# Any NJ / NY / PA guys want to hit the lounge Saturday?



## Scott W. (Jul 10, 2008)

Fellas,

This Saturday I think the kids will still be away so I'll be at the lounge and would love a chance to meet some of the local BOTL's. Anyway we can make this happen?


----------



## ckay (May 10, 2010)

Where are you going to be Scott? I might be able to swing through for a stick.


----------



## guitar7272 (Sep 24, 2008)

Sorry I missed ya last weekend, what time were you heading down there?


----------



## guitar7272 (Sep 24, 2008)

Reply posted to wrong thread - oops!


----------



## Scott W. (Jul 10, 2008)

I'd like to get there early afternoon. If the weather is decent and I am in fact kid free, I'll do the lawn in the morning, walk the dog and do a few things around the house then head over. But honestly, to meet some members here, I will make it any time so give me some ideas as far as your schedules.

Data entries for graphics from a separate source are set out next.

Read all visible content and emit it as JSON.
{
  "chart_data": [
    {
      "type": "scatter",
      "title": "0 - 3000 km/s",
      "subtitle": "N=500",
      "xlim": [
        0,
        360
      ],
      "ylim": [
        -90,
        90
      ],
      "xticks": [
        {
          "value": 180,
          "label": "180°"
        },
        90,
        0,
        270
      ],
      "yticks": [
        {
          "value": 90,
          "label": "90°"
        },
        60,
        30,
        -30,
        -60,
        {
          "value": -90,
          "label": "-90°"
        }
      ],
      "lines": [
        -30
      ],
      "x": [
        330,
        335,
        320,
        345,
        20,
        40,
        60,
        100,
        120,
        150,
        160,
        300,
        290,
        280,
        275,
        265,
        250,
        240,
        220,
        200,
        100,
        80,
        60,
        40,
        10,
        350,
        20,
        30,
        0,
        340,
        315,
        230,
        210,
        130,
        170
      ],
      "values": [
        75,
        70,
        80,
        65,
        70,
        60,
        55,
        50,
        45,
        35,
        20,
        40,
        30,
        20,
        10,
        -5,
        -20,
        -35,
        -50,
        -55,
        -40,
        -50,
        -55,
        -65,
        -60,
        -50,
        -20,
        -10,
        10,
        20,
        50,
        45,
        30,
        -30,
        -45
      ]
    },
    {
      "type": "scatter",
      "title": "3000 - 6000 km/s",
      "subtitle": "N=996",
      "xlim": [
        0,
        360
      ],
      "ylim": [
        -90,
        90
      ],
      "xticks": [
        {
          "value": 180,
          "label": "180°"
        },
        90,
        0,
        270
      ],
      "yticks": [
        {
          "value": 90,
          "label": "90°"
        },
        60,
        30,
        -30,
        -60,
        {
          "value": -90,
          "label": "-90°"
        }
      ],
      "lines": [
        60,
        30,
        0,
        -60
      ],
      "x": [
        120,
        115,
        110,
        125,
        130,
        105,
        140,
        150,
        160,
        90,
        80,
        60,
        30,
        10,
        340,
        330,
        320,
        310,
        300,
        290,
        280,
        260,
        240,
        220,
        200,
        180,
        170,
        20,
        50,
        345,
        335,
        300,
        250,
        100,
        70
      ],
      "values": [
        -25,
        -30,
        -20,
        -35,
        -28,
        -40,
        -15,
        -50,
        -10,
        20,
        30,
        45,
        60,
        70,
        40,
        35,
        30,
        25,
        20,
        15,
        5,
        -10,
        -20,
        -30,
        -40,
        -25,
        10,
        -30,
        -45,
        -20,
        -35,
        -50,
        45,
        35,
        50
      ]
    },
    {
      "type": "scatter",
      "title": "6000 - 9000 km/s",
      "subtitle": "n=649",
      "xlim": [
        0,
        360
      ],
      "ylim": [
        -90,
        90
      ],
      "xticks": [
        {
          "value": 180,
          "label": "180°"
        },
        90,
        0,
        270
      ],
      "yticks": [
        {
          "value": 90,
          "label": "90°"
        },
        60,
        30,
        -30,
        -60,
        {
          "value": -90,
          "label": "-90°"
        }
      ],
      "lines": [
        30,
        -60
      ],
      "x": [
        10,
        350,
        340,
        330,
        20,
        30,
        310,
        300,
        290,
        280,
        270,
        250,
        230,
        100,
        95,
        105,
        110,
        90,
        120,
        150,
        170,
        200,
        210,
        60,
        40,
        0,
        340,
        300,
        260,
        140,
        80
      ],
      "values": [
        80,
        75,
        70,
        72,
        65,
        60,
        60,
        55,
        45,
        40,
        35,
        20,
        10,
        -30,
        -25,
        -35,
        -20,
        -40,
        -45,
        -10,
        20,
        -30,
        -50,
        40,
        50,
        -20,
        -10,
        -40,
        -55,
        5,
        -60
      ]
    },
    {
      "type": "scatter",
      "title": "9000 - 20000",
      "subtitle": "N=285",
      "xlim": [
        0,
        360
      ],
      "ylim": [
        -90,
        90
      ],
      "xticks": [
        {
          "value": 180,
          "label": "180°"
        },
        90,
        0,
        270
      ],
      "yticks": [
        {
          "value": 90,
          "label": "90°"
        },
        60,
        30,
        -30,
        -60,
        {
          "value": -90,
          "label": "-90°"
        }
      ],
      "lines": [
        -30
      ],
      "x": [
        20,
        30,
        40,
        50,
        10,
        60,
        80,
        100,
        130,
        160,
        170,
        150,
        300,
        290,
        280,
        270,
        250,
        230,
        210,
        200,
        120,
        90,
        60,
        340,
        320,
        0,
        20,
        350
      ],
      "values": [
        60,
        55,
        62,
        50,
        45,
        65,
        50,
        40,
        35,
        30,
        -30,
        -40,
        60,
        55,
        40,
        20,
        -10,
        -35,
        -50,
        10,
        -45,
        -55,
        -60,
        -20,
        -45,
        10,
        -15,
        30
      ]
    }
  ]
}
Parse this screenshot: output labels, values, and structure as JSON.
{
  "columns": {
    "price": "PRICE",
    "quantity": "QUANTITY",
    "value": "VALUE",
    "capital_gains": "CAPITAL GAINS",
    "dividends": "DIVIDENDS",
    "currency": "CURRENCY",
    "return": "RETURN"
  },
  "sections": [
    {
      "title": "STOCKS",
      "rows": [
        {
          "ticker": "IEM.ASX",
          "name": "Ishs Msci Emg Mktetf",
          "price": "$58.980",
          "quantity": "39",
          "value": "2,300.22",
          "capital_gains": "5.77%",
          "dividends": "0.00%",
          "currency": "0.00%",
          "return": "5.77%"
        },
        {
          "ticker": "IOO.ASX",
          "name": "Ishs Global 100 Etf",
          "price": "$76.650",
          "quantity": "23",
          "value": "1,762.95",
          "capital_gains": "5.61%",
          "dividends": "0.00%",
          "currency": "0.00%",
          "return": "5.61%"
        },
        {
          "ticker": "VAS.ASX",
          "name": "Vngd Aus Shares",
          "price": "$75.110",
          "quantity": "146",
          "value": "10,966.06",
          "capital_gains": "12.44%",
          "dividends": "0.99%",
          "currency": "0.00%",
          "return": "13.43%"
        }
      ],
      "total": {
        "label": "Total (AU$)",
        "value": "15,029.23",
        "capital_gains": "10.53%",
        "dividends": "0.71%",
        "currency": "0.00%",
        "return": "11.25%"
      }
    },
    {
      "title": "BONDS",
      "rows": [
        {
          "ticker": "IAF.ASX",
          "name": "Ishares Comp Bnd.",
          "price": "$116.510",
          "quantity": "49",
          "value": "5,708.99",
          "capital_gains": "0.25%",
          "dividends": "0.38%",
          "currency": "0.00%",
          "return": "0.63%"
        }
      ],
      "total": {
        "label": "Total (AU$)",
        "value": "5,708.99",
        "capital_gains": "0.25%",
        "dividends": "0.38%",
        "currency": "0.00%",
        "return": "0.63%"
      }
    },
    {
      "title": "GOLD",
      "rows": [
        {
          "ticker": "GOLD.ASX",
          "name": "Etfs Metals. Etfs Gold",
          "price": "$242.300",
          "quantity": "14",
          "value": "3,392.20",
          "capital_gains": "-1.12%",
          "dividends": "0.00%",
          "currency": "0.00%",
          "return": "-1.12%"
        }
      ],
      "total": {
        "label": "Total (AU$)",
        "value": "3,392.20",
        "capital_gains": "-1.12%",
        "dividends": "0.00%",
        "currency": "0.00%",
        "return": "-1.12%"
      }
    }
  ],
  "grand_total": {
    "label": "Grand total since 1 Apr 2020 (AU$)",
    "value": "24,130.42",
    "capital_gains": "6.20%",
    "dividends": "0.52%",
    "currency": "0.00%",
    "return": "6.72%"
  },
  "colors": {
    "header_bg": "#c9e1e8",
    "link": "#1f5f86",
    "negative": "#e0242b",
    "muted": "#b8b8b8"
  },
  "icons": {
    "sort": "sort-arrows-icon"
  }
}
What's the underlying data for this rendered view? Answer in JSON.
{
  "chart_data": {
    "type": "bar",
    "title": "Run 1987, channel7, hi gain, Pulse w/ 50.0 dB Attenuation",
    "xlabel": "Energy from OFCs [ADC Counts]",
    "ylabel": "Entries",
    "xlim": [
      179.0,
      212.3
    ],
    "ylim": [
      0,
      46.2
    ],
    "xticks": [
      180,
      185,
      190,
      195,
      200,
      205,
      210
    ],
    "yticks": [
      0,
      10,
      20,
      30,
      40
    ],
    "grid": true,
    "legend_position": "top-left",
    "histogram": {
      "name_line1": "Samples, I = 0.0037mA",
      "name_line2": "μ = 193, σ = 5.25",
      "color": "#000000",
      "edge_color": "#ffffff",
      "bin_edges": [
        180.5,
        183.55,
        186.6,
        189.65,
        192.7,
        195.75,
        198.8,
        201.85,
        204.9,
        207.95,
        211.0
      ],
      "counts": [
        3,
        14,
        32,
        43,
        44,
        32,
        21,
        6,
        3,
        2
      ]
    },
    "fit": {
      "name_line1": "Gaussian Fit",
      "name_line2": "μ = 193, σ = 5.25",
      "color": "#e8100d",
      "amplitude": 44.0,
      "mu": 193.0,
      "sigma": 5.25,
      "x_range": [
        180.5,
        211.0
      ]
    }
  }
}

11 Boulder Hills Blvd Wantage NJ 07461
(aprox 2 miles north of Hamburg on Rt 23 on left hand side
or navigational use 190 Rt 23 Wantage to reach the Town Center


----------



## ckay (May 10, 2010)

Oof, I saw your post on another site and thought N. Jersey was more like Bergen.


----------



## smelvis (Sep 7, 2009)

Well since I was voted and honorary New Jersey Resident, I would like to go, I will however need a ride, I recommend Isaac he can get us there on time I am soooo sure about this!


----------



## DeeSkank (May 26, 2010)

Good idea! If only I lived in the north. I would love to meet up with some BOTL's, we might have to do the same thing in the Atl. :biggrin:


----------



## angryeaglesfan (Jun 27, 2010)

Scott....unfortunately I'm not free this Saturday, or I would gladly take a road trip south to meet up with some friendly BOTL's. If another kid-free day comes up in the future, let me know!


----------